Imagine how rare it is to win a Super Bowl with one team, then sign with another team, then wind up reaching another Super Bowl the next year only to face your previous team once you get there.
The Eagles have two guys who've done that.
In partnership with NBC Sports Philadelphia
LeGarrette Blount and Chris Long, two offseason free-agent acquisitions who have meant so much to the Eagles' 2017 run, will face their former team Feb. 4 in Super Bowl LII in Minneapolis a year after winning Super Bowl 50 with the Patriots over the Falcons in Houston.
"Me and L.G., we made a pact," Long said at his locker, long after the Eagles finished off the Vikings 38-7 to reach the third Super Bowl in franchise history (see Roob's observations).
"We talked about it, that we'd travel together. He's one of my favorite teammates I've had. Obviously, he was a big part of so much of their success there and he's brought a lot to this team.
"I signed here first and then I hit him up. I was so excited when he signed. Just in a year there, we got to be pretty good boys and we're traveling companions now."
Blount and Long both played key roles Sunday night, Blount with the go-ahead touchdown, an 11-yarder midway through the second quarter and Long with a fumble recovery after Derrick Barnett strip-sacked Case Keenum deep in Eagles territory, also in the second quarter.
The Patriots have gotten big-time contributions from former Eagles Dion Lewis and Danny Amendola.
Now the Eagles are returning the favor.
"It's extremely special," Blount said of making consecutive Super Bowls with different teams.
"I came here for an opportunity to do something special and we're doing it. We've had a long season, we lost warriors on the way, and we kept grinding and fought through it."
The game was tied 7-all when Blount burst up the middle, trampled Vikings safety Andrew Sendejo and scored to give the Eagles a 14-7 lead.
The Vikings never recovered.
"It was blocked perfectly," Blount said. "Always going to be one guy left for the running back, which was the safety, and you've got to either make him miss or make him make a tackle.
"It gives you a spark on your team, those kind of runs. Just the mentality that we run with, that our running backs run with. A mean mentality with a chip on our shoulders. Runs like that spark a run or the defense getting going. A lot of energy transfers."
Blount's touchdown run was his 10th in the postseason, seventh-most in NFL playoff history behind six Hall of Famers - Emmitt Smith, Franco Harris, Thurman Thomas, Terrell Davis, John Riggins and Marcus Allen.
But don't expect him to get excited about that stuff.
"There's not really enough time to go for a walk down memory lane," he said. "We're going to enjoy this one and we've got two weeks to prepare for a really, really good Patriots team."
Blount spent most of the last four years with the Patriots and is the 10th-leading rusher in Patriots history. But he said facing the Patriots in Minneapolis doesn't mean anything.
"No more special than anyone else," he said. "We play against faceless opponents every week.

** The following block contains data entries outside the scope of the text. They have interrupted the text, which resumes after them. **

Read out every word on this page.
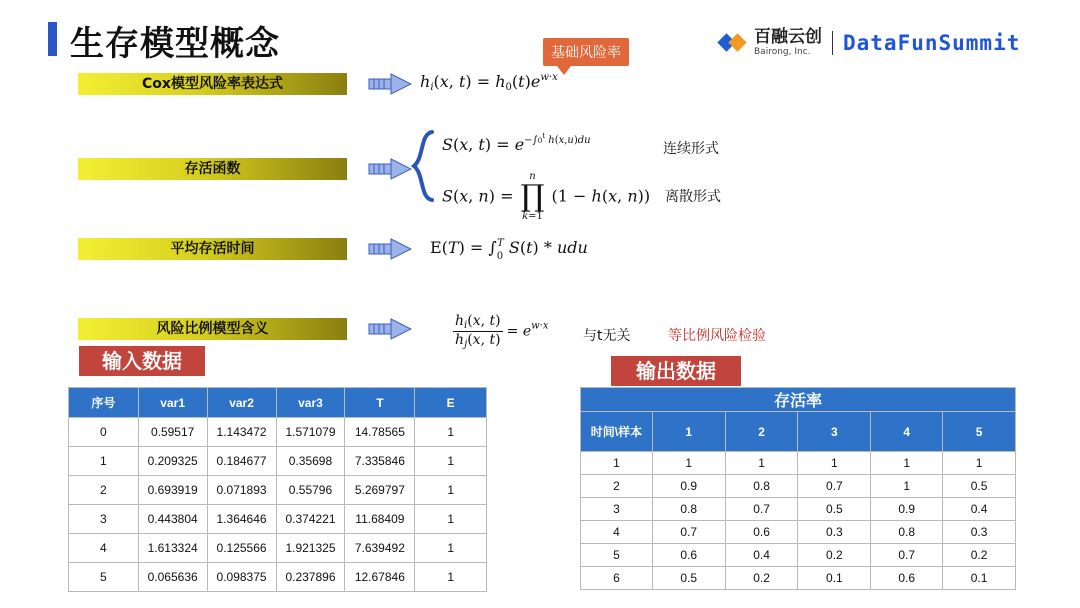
生存模型概念	基础风险率
百融云创
Bairong, Inc.	DataFunSummit
Cox模型风险率表达式	$h_i(x$, $t) = h_0(t)e^{w\cdot x}$
存活函数
S(x, $t) = e^{-\int 0^t h(x,u)du}$
连续形式
S(x, n) =
n
∏
k=1
(1 − h(x, n)) 离散形式
平均存活时间	$E(T) = \int_0^T$ S(t) * udu
风险比例模型含义	$\frac{h_i(x, t)}{h_j(x, t)} = e^{w\cdot x}$
与t无关	等比例风险检验
输入数据
序号	var1	var2	var3	T	E
0	0.59517	1.143472	1.571079	14.78565	1
1	0.209325	0.184677	0.35698	7.335846	1
2	0.693919	0.071893	0.55796	5.269797	1
3	0.443804	1.364646	0.374221	11.68409	1
4	1.613324	0.125566	1.921325	7.639492	1
5	0.065636	0.098375	0.237896	12.67846	1
输出数据
存活率					
时间\样本	1	2	3	4	5
1	1	1	1	1	1
2	0.9	0.8	0.7	1	0.5
3	0.8	0.7	0.5	0.9	0.4
4	0.7	0.6	0.3	0.8	0.3
5	0.6	0.4	0.2	0.7	0.2
6	0.5	0.2	0.1	0.6	0.1
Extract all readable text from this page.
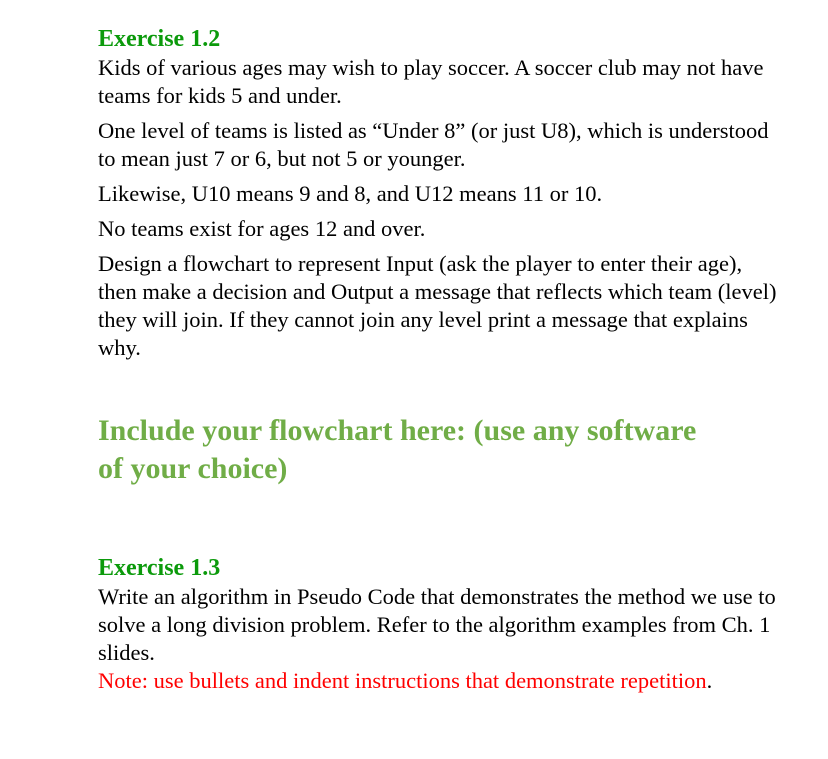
Exercise 1.2

Kids of various ages may wish to play soccer. A soccer club may not have teams for kids 5 and under.

One level of teams is listed as “Under 8” (or just U8), which is understood to mean just 7 or 6, but not 5 or younger.

Likewise, U10 means 9 and 8, and U12 means 11 or 10.

No teams exist for ages 12 and over.

Design a flowchart to represent Input (ask the player to enter their age), then make a decision and Output a message that reflects which team (level) they will join. If they cannot join any level print a message that explains why.

Include your flowchart here: (use any software of your choice)
Exercise 1.3

Write an algorithm in Pseudo Code that demonstrates the method we use to solve a long division problem. Refer to the algorithm examples from Ch. 1 slides.

Note: use bullets and indent instructions that demonstrate repetition.
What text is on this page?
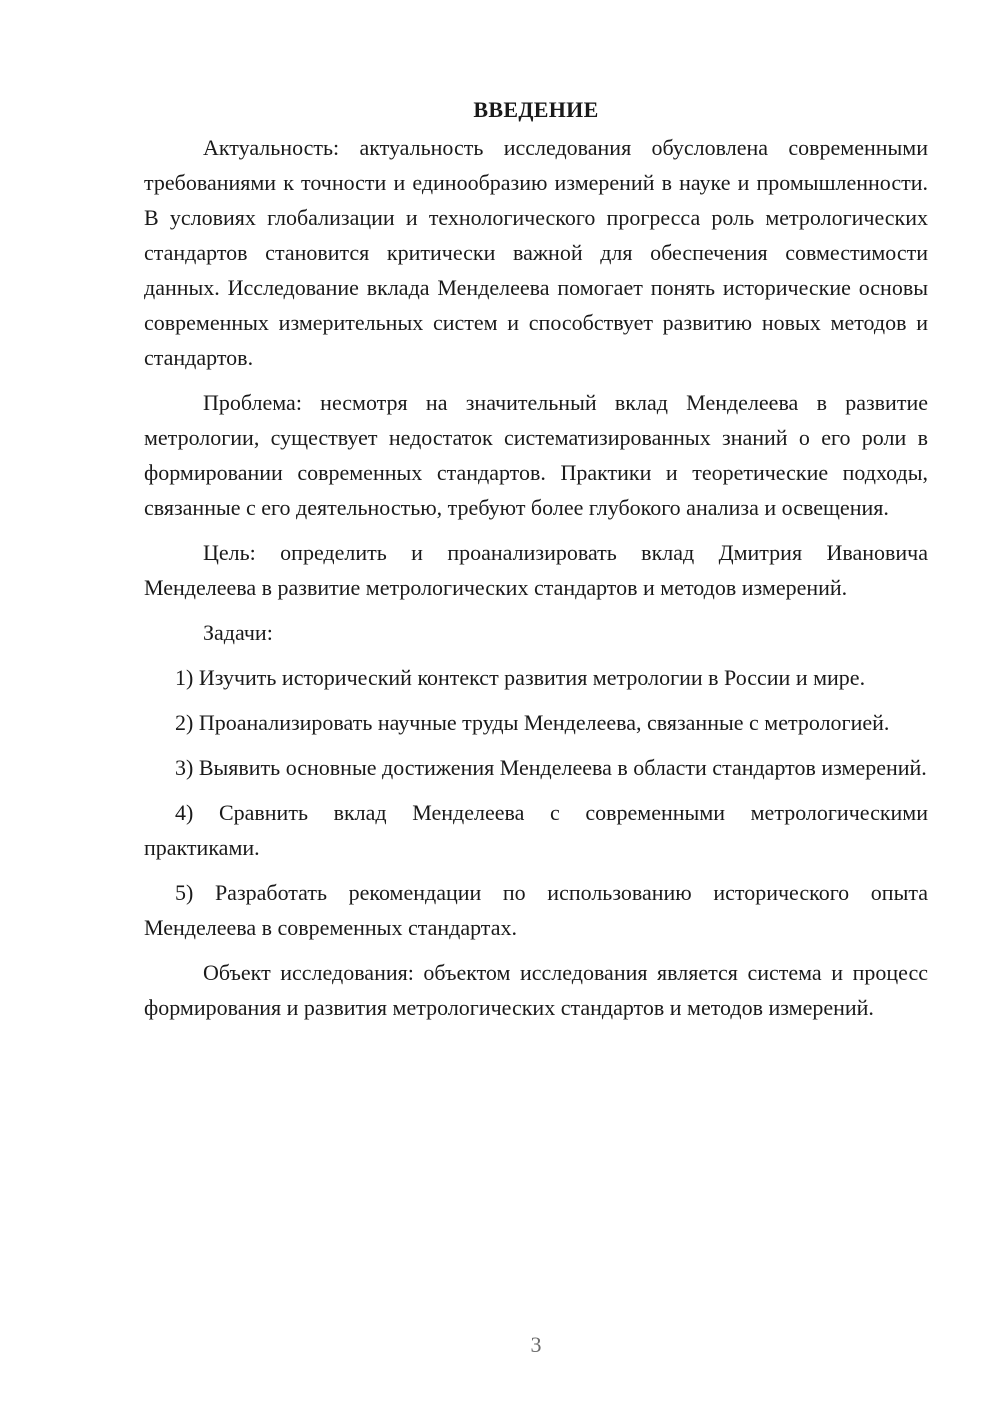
ВВЕДЕНИЕ

Актуальность: актуальность исследования обусловлена современными требованиями к точности и единообразию измерений в науке и промышленности. В условиях глобализации и технологического прогресса роль метрологических стандартов становится критически важной для обеспечения совместимости данных. Исследование вклада Менделеева помогает понять исторические основы современных измерительных систем и способствует развитию новых методов и стандартов.

Проблема: несмотря на значительный вклад Менделеева в развитие метрологии, существует недостаток систематизированных знаний о его роли в формировании современных стандартов. Практики и теоретические подходы, связанные с его деятельностью, требуют более глубокого анализа и освещения.

Цель: определить и проанализировать вклад Дмитрия Ивановича Менделеева в развитие метрологических стандартов и методов измерений.

Задачи:

1) Изучить исторический контекст развития метрологии в России и мире.

2) Проанализировать научные труды Менделеева, связанные с метрологией.

3) Выявить основные достижения Менделеева в области стандартов измерений.

4) Сравнить вклад Менделеева с современными метрологическими практиками.

5) Разработать рекомендации по использованию исторического опыта Менделеева в современных стандартах.

Объект исследования: объектом исследования является система и процесс формирования и развития метрологических стандартов и методов измерений.

3
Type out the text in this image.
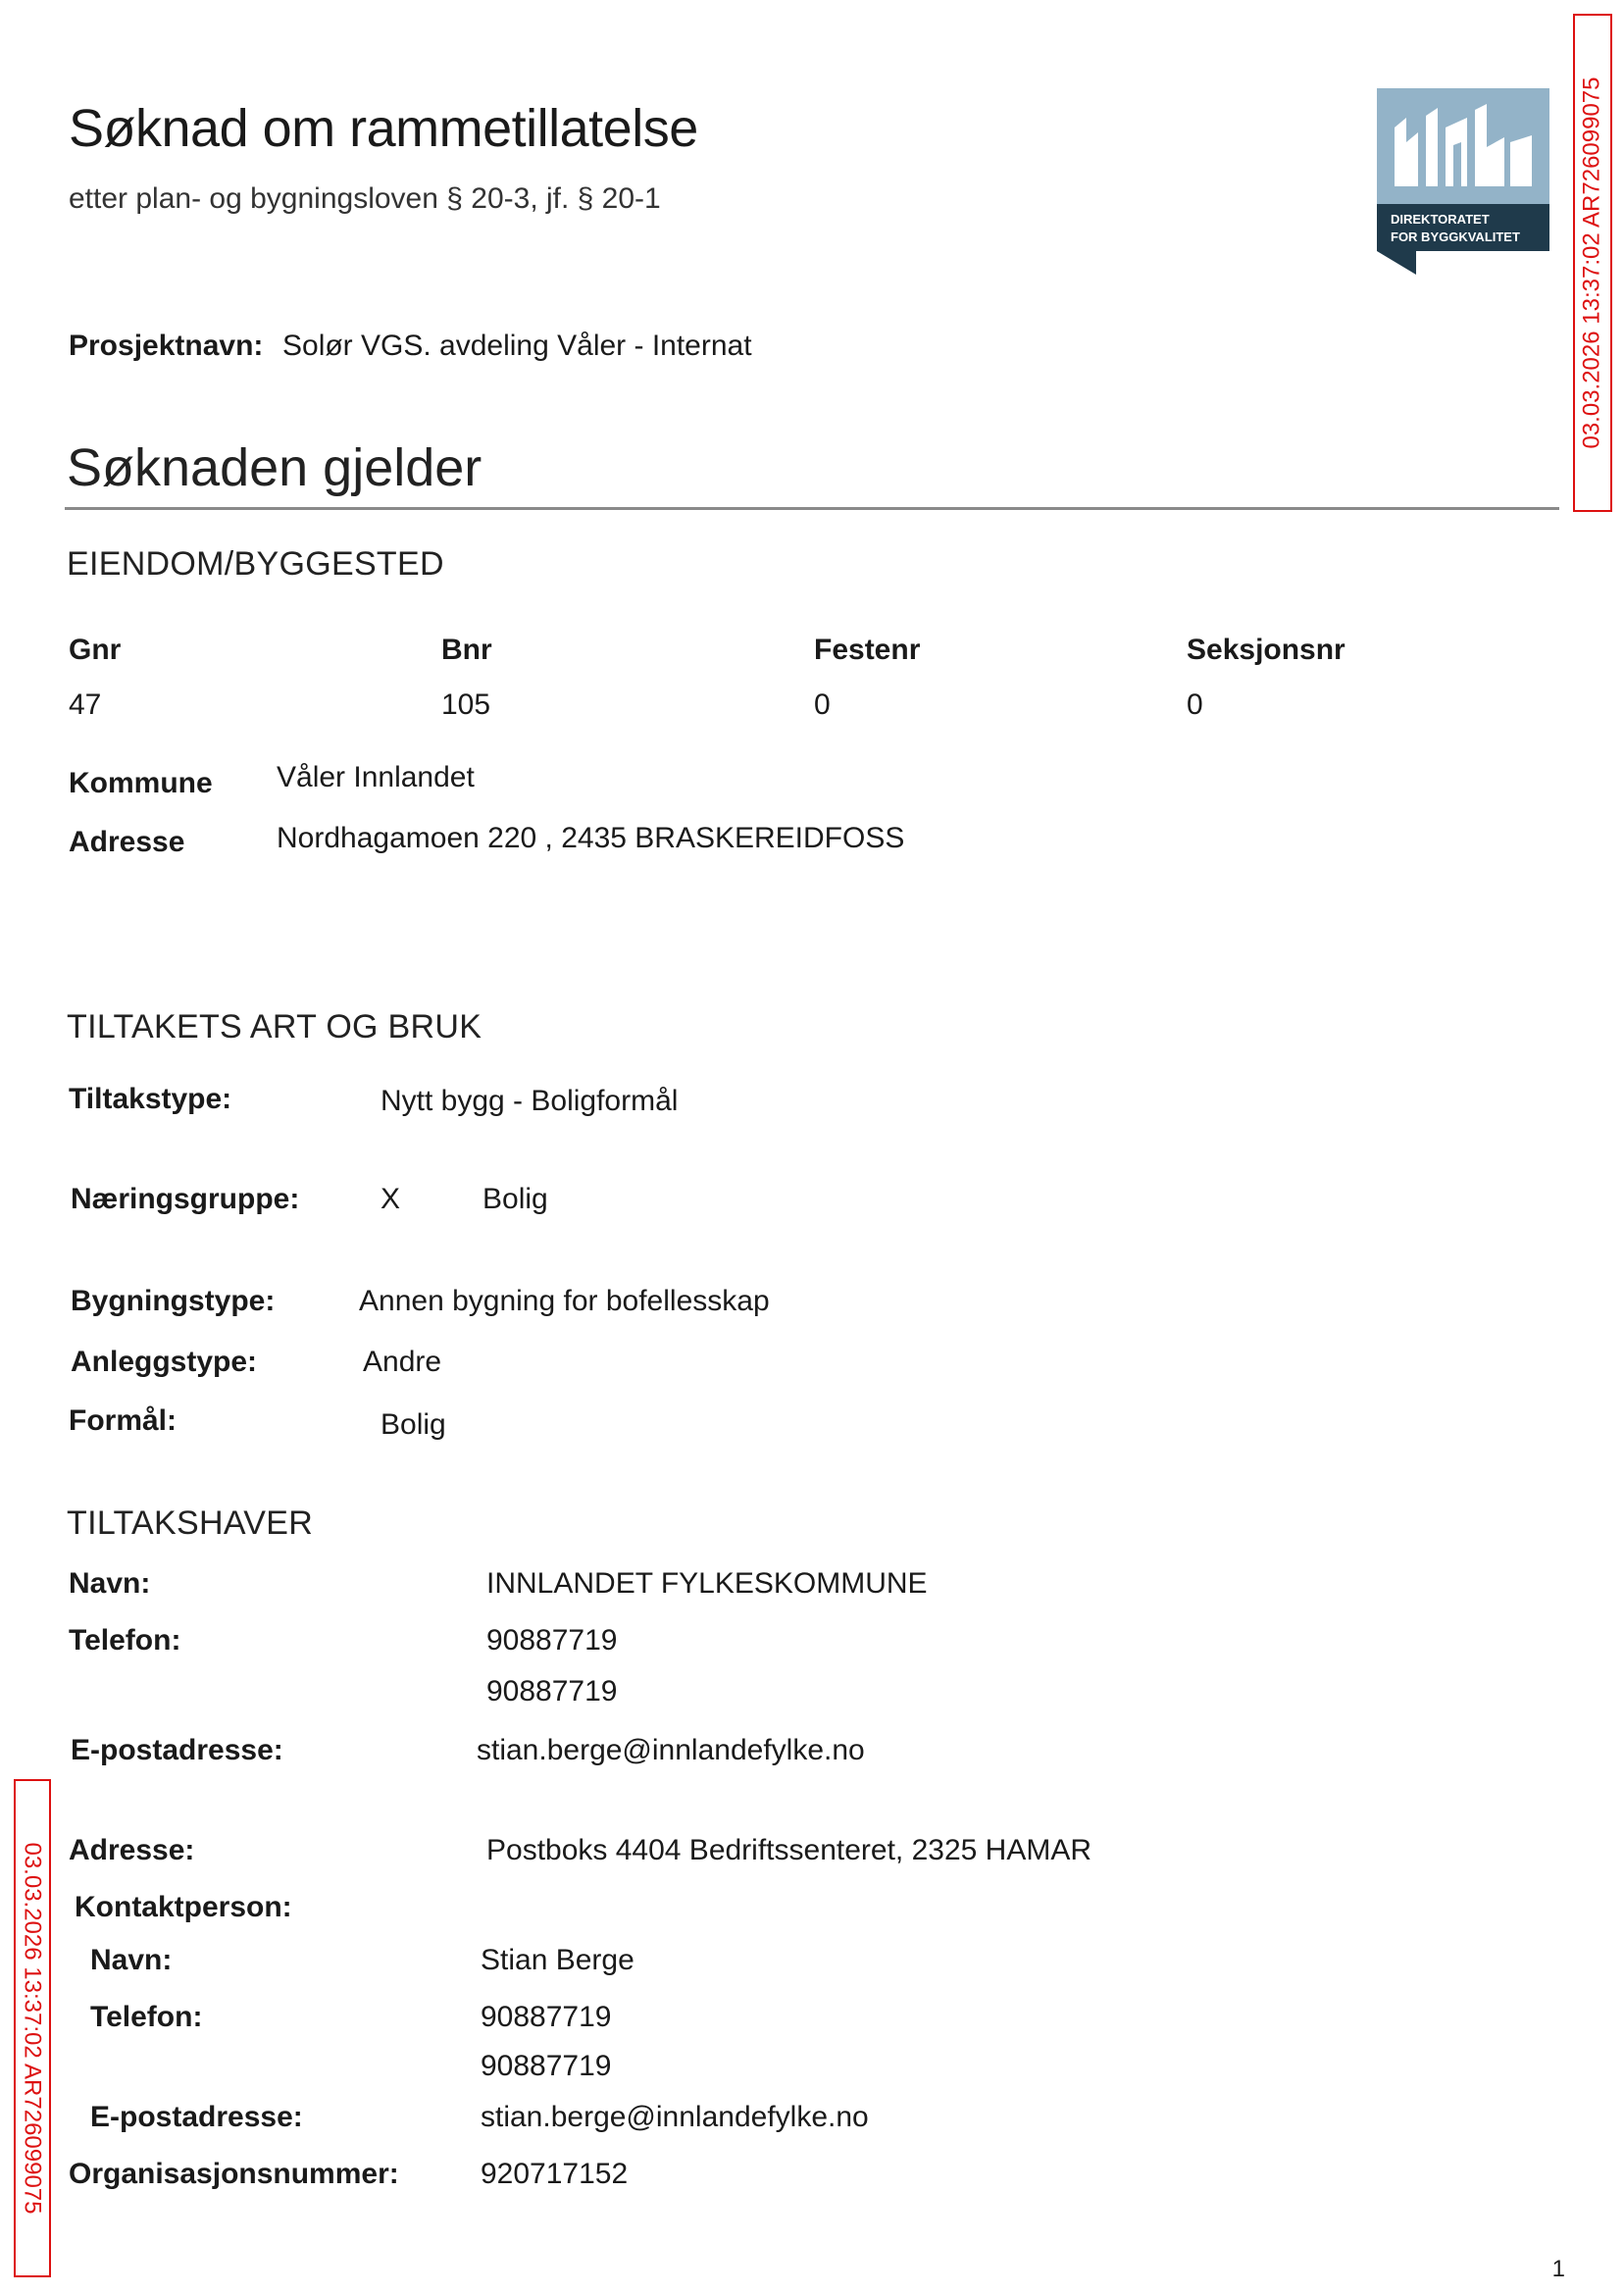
Søknad om rammetillatelse
etter plan- og bygningsloven § 20-3, jf. § 20-1
DIREKTORATET
FOR BYGGKVALITET	03.03.2026 13:37:02 AR726099075
03.03.2026 13:37:02 AR726099075
Prosjektnavn: Solør VGS. avdeling Våler - Internat
Søknaden gjelder
EIENDOM/BYGGESTED
Gnr	Bnr	Festenr	Seksjonsnr
47	105	0	0
Kommune Våler Innlandet
Adresse	Nordhagamoen 220 , 2435 BRASKEREIDFOSS
TILTAKETS ART OG BRUK
Tiltakstype:	Nytt bygg - Boligformål
Næringsgruppe:	X	Bolig
Bygningstype:	Annen bygning for bofellesskap
Anleggstype:	Andre
Formål:	Bolig
TILTAKSHAVER
Navn:	INNLANDET FYLKESKOMMUNE
Telefon:	90887719
90887719
E-postadresse:	stian.berge@innlandefylke.no
Adresse:	Postboks 4404 Bedriftssenteret, 2325 HAMAR
Kontaktperson:
Navn:	Stian Berge
Telefon:	90887719
90887719
E-postadresse:	stian.berge@innlandefylke.no
Organisasjonsnummer:	920717152
1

"I don't care nothing about that."
Blount is one of those guys who carries a bit of a bad reputation with him. And certainly, there are some things in his distant past he's probably not proud of.
But he's been nothing but an exemplary teammate in this year with the Eagles.
"You hear certain things about everybody but one of the best teammates I've ever had, man," Long said. "He's just got a bad rap a little bit. I love him. Everybody around here loves him, everyone in New England loves him. Everywhere he goes, people love him."